In its report the World Bank stressed the importance of “the government’s commitment to further increasing public infrastructure investment” for the sustenance of this country’s growth momentum. The Secretary of Finance has made clear that attainment of the Duterte administration’s infrastructure targets depends on the availability of the incremental resources to be generated by the tax reform package that is now before Congress. As of this writing, the package is still at the committee-hearings stage in the House of Representatives. It is unlikely to clear the Lower House before the first session of the 17th Congress goes into adjournment.
The World Bank report also speaks of support for the Philippine economy from “recovery among other emerging markets and developing economies.” In effect, the bank is saying that the strength or weakness of that recovery will affect the prospect of attainment of its 6.9 percent 2017 growth forecast for Philippine GDP.
On the other hand, the IMF report speaks of “(s)pillovers from slower growth in China or higher global financial volatility.” It also speaks of “(p)rotectionist policies in advanced economies (having) an overall negative impact in Asia, including the Philippines.” Furthermore, the report speaks of “higher commodity prices [resulting] in faster inflation.”
Words of concern and caution in economic reports are not there without reason.
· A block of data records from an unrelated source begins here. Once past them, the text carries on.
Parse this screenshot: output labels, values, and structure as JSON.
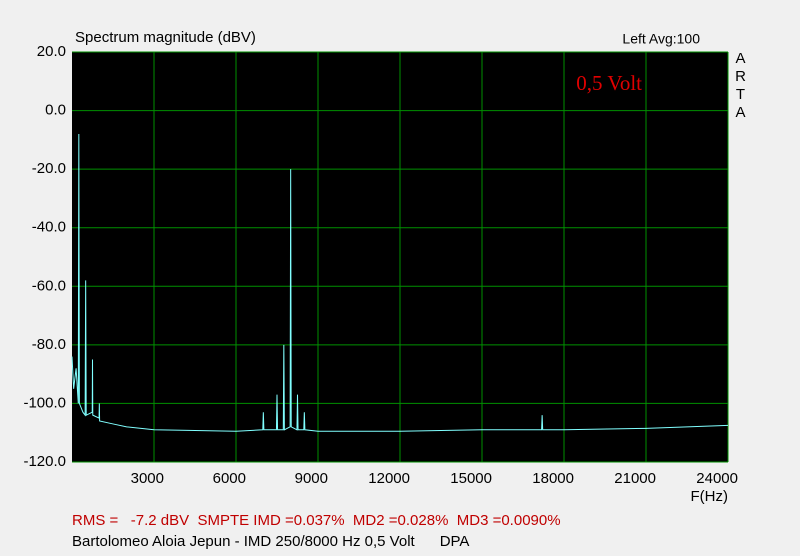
{
  "chart_data": {
    "type": "line",
    "title": "Spectrum magnitude (dBV)",
    "status": "Left  Avg:100",
    "brand": "ARTA",
    "annotation": "0,5 Volt",
    "xlabel": "F(Hz)",
    "footer_metrics": "RMS =   -7.2 dBV  SMPTE IMD =0.037%  MD2 =0.028%  MD3 =0.0090%",
    "footer_caption": "Bartolomeo Aloia Jepun - IMD 250/8000 Hz 0,5 Volt      DPA",
    "xlim": [
      0,
      24000
    ],
    "xticks": [
      3000,
      6000,
      9000,
      12000,
      15000,
      18000,
      21000,
      24000
    ],
    "ylim": [
      -120,
      20
    ],
    "yticks": [
      {
        "value": 20,
        "label": "20.0"
      },
      {
        "value": 0,
        "label": "0.0"
      },
      {
        "value": -20,
        "label": "-20.0"
      },
      {
        "value": -40,
        "label": "-40.0"
      },
      {
        "value": -60,
        "label": "-60.0"
      },
      {
        "value": -80,
        "label": "-80.0"
      },
      {
        "value": -100,
        "label": "-100.0"
      },
      {
        "value": -120,
        "label": "-120.0"
      }
    ],
    "grid": true,
    "x": [
      0,
      60,
      150,
      230,
      250,
      270,
      400,
      480,
      500,
      520,
      740,
      750,
      760,
      990,
      1000,
      1010,
      1500,
      2000,
      3000,
      6000,
      6980,
      7000,
      7020,
      7480,
      7500,
      7520,
      7730,
      7750,
      7770,
      7980,
      8000,
      8020,
      8230,
      8250,
      8270,
      8480,
      8500,
      8520,
      9000,
      12000,
      15000,
      17180,
      17200,
      17220,
      18000,
      21000,
      24000
    ],
    "series": [
      {
        "color": "#80ffff",
        "values": [
          -84,
          -95,
          -88,
          -100,
          -8,
          -100,
          -103,
          -104,
          -58,
          -104,
          -103,
          -85,
          -104,
          -105,
          -100,
          -106,
          -107,
          -108,
          -109,
          -109.5,
          -109,
          -103,
          -109,
          -109,
          -97,
          -109,
          -109,
          -80,
          -109,
          -108,
          -20,
          -108,
          -109,
          -97,
          -109,
          -109,
          -103,
          -109,
          -109.5,
          -109.5,
          -109,
          -109,
          -104,
          -109,
          -109,
          -108.5,
          -107.5
        ]
      }
    ]
  }
}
They have significations. After all, economic reports are not intended to be goody-goody documents.
The authors of the 2017 World Bank and IMF reports on the Philippines wrote about the possibility of protectionist policies in advanced countries, recovery in regional markets, infrastructure targets and commodity price movements in order to make the point that their 6.9 percent and 6.8 percent GDP growth forecasts, respectively, might not be attained if certain positive conditions—the ones they indicated – fail to materialize.
Readers of reports on the Philippine economy should get themselves to read them in their entirety —the good things as well as the bad. They fail to do so at their peril.